One of my earliest memories is of leaving a homeless person a penny/coin. As a kid, I always imagined saving someone or making the world a better place, at least a little bit more. At the time, I didn't even know there was such a thing as volunteering. But when I heard the word and understood the concept, I realized that I wanted to do it.
I’ve always been interested in LGBTI topics. Most of my favorite actors, musicians and authors are from this multicolored community, and I have friends and colleagues who are part of it. As a teenager, I heard stories of people in Bulgaria and around the world who were going through the coming out process. Most of the stories were happy endings, but LGBTI people shared their initial anxiety or fear of revealing themselves, as well as the desire to start living their truth. Maybe if they had someone to tell, who to turn to, the process wouldn't be that scary, I thought. But I didn't know there was such an organization in Bulgaria.
Maybe the moment that most clearly pops into my head when someone asks me why I decided to volunteer is a high school incident that steered me down this path. We were tasked with making a presentation on a socially relevant topic. My friend and I decided ours to be LGBTI themed. As we introduced her from time to time, we heard laughter and sweeping.
After our presentation, the teacher decided to have a discussion and asked gay marriage supporters to stand on one side of the room and nonsupporters on the other. I remember watching the people who took the opposite position, and all I thought at that moment was that I dreamed to close my eyes, and when I opened them, they were no longer there. One day I will look, and they will stand by my side - some of them because they have found out they have gay friends, others may have a trans child, others will realize that their visions are outdated and it is time to change. I believe that day will come, I just don't know exactly when. I was standing there in the classroom and I thought that until that happens, I would do my best to support LGBTI people in Bulgaria so they would feel accepted and free to be themselves. It was a day when my interest and support for the LGBTI community became a great desire to help, do something about it and be part of the change.

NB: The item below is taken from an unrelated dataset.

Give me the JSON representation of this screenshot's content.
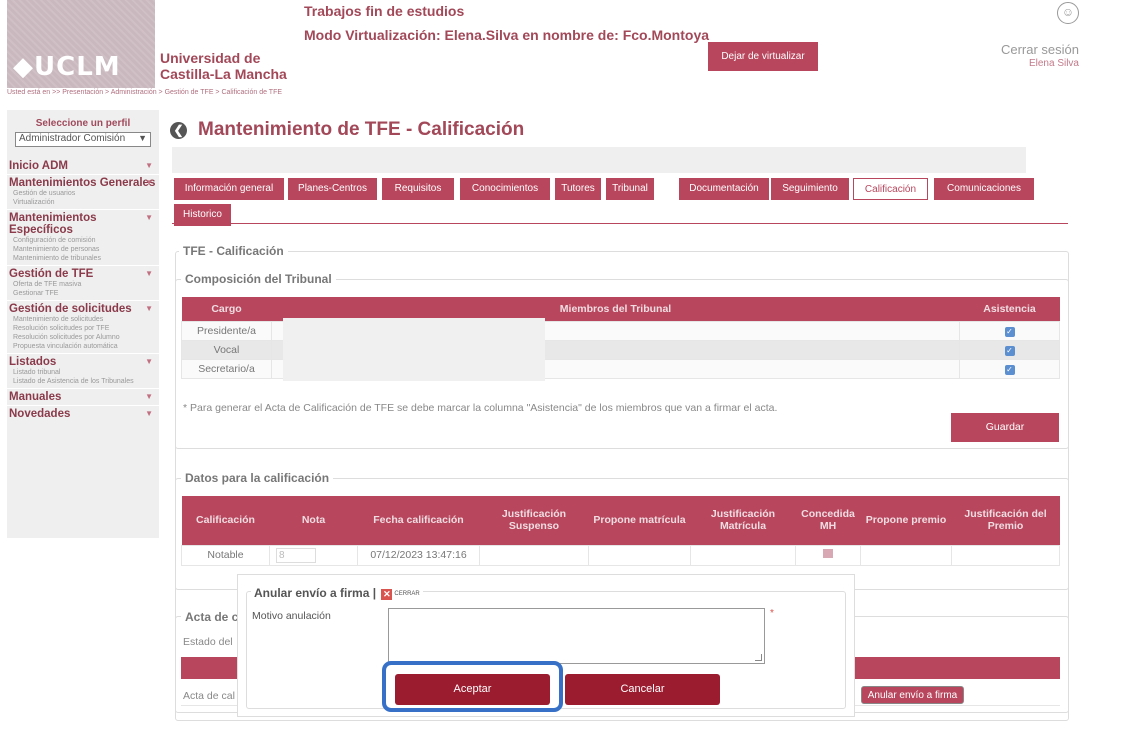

I found the Single Step by accident while browsing through a volunteer site hoping to find a cause that I like. I've been a volunteer in online chat support for a year and a half. During this time, I met incredibly inspiring and dedicated people - other volunteers, consultants and a great, creative and tireless team. When I joined the volunteers chatting, I thought I was there to give something from myself. Now I realize that I get so much in return - I am immersed in a whole culture, I feel accepted by a multicolored community to which I do not formally belong, I make new friends, I learn so much and I feel that this activity makes my life more meaningful. I also have the opportunity to get acquainted with the various stories of people from the LGBTI community - stories of challenges, but also stories of success; stories that excite and motivate me. For me every single chat is a small victory, one step forward. Every “Thank you, you helped me a lot” is proof that what we are doing is worth it. Тhat pushes me to go forward!
Single Step's volunteers are working on the online support chat everyday between 8 pm and 11 pm.